Financial services companies must build trust to conquer African marketsPublished on 29 Oct 2019
Globally, the financial services industry has seen high levels of digital disruption. There is fierce competition for customers and it’s coming from myriad alternative providers: Fintech, Insurtech, BigTech, challenger banks, digital-only banks and alternative payment providers.
Financial services in Africa, are faced with specific challenges that they must overcome to earn a share in the massive potential the continent represents.
According to research released by the world bank in 2018, as much as 63% of the population in Africa is said to be “unbanked”.
For legacy financial services providers, Africa seems like a risky play. But to disruptors, this has been fertile ground to apply out-of-the-box thinking and innovative technology.
How should financial services companies approach African markets?
Our expert’s view:
The first point to realize is that Africa is not a single economy or a homogenous culture. Each region – North, West, East, and Sub-Saharan – has distinct characteristics, opportunities and challenges. The countries within these regions must also be treated as individual markets that need to be understood.

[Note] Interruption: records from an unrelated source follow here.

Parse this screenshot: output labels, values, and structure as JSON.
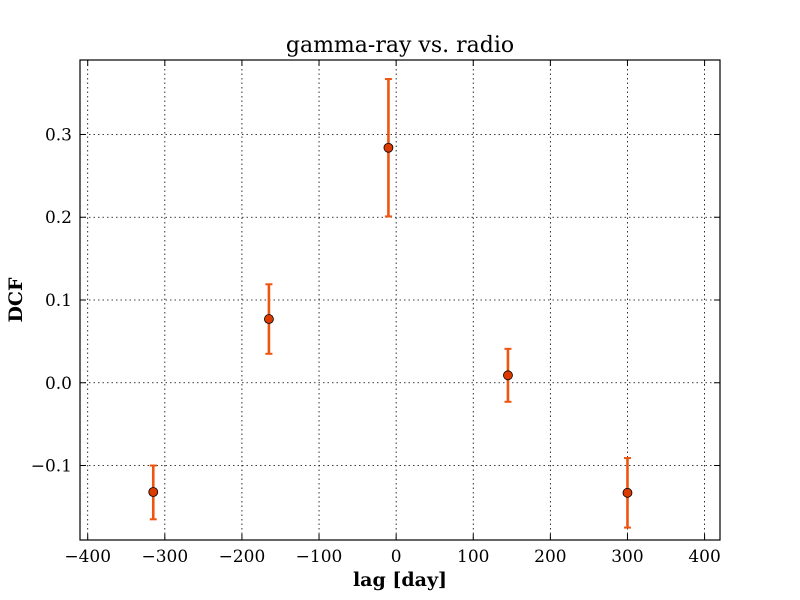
{
  "chart_data": {
    "type": "scatter",
    "title": "gamma-ray vs. radio",
    "xlabel": "lag [day]",
    "ylabel": "DCF",
    "xlim": [
      -410,
      420
    ],
    "ylim": [
      -0.19,
      0.39
    ],
    "xticks": [
      -400,
      -300,
      -200,
      -100,
      0,
      100,
      200,
      300,
      400
    ],
    "xtick_labels": [
      "−400",
      "−300",
      "−200",
      "−100",
      "0",
      "100",
      "200",
      "300",
      "400"
    ],
    "yticks": [
      -0.1,
      0.0,
      0.1,
      0.2,
      0.3
    ],
    "ytick_labels": [
      "−0.1",
      "0.0",
      "0.1",
      "0.2",
      "0.3"
    ],
    "grid": true,
    "marker_color": "#dd3a00",
    "errorbar_color": "#ee5511",
    "points": [
      {
        "x": -315,
        "y": -0.132,
        "ylow": -0.165,
        "yhigh": -0.1
      },
      {
        "x": -165,
        "y": 0.077,
        "ylow": 0.035,
        "yhigh": 0.119
      },
      {
        "x": -10,
        "y": 0.284,
        "ylow": 0.201,
        "yhigh": 0.367
      },
      {
        "x": 145,
        "y": 0.009,
        "ylow": -0.023,
        "yhigh": 0.041
      },
      {
        "x": 300,
        "y": -0.133,
        "ylow": -0.175,
        "yhigh": -0.091
      }
    ]
  }
}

Having said that, there are some commonalities in African markets:
- A large portion of the economy is engaged in the informal sector
- Significant parts of the population are unbanked
- Some are financially illiterate
- There is often a lack of physical infrastructure
- There is typically an absence of strict financial regulations
- For most of the population, their only connection to services is via a basic mobile device
Mobile money and payments – an African success story
Not surprisingly, it’s the mobile network providers that have stepped up and filled one of the largest gaps left open by traditional financial services companies. The likes of Vodacom, Safaricom, MTN, and Orange have overcome infrastructural and political challenges to create (and supply) enormous demand for mobile money and payment services.
According to an article by Forbes, Africa’s flagship mobile money provider, M-Pesa, processes over 1.7-billion transactions a year, which accounts for more than 50% of Kenya’s GDP value. In addition, M-Pesa’s recent partnering with PayPal and Western Union further increases their reach, enabling M-Pesa users to transact with “Western Union’s 500,000 global agents in over 200 countries.”
Interestingly, mobile money services did not find the same fertile ground in South Africa. In fact, MTN shut down its mobile money offering in SA in 2016, just 4 years after launch. It now plans to relaunch with its mobile wallet, Mowali, in partnership with Orange.
Addressing the lack of trust in financial services
In addition to all of the challenges listed above, companies must overcome another one: lack of trust in the financial system.
For many reasons, some outside of a business’s control, there is a low level of trust in companies providing financial services. To succeed in Africa, companies must focus on building a trust relationship with consumers.
One way to do this is to provide relevant and useful information that will help each individual get the best out of the services they are currently using. And entice them to consider additional services.
In a mostly text-based ecosystem, the opportunity to build trust is reliant on short, concise text interactions. And the opportunity to build a customer profile is limited to engagement via text-based services.
This may seem like an insurmountable challenge, but there are success stories and the opportunities are massive.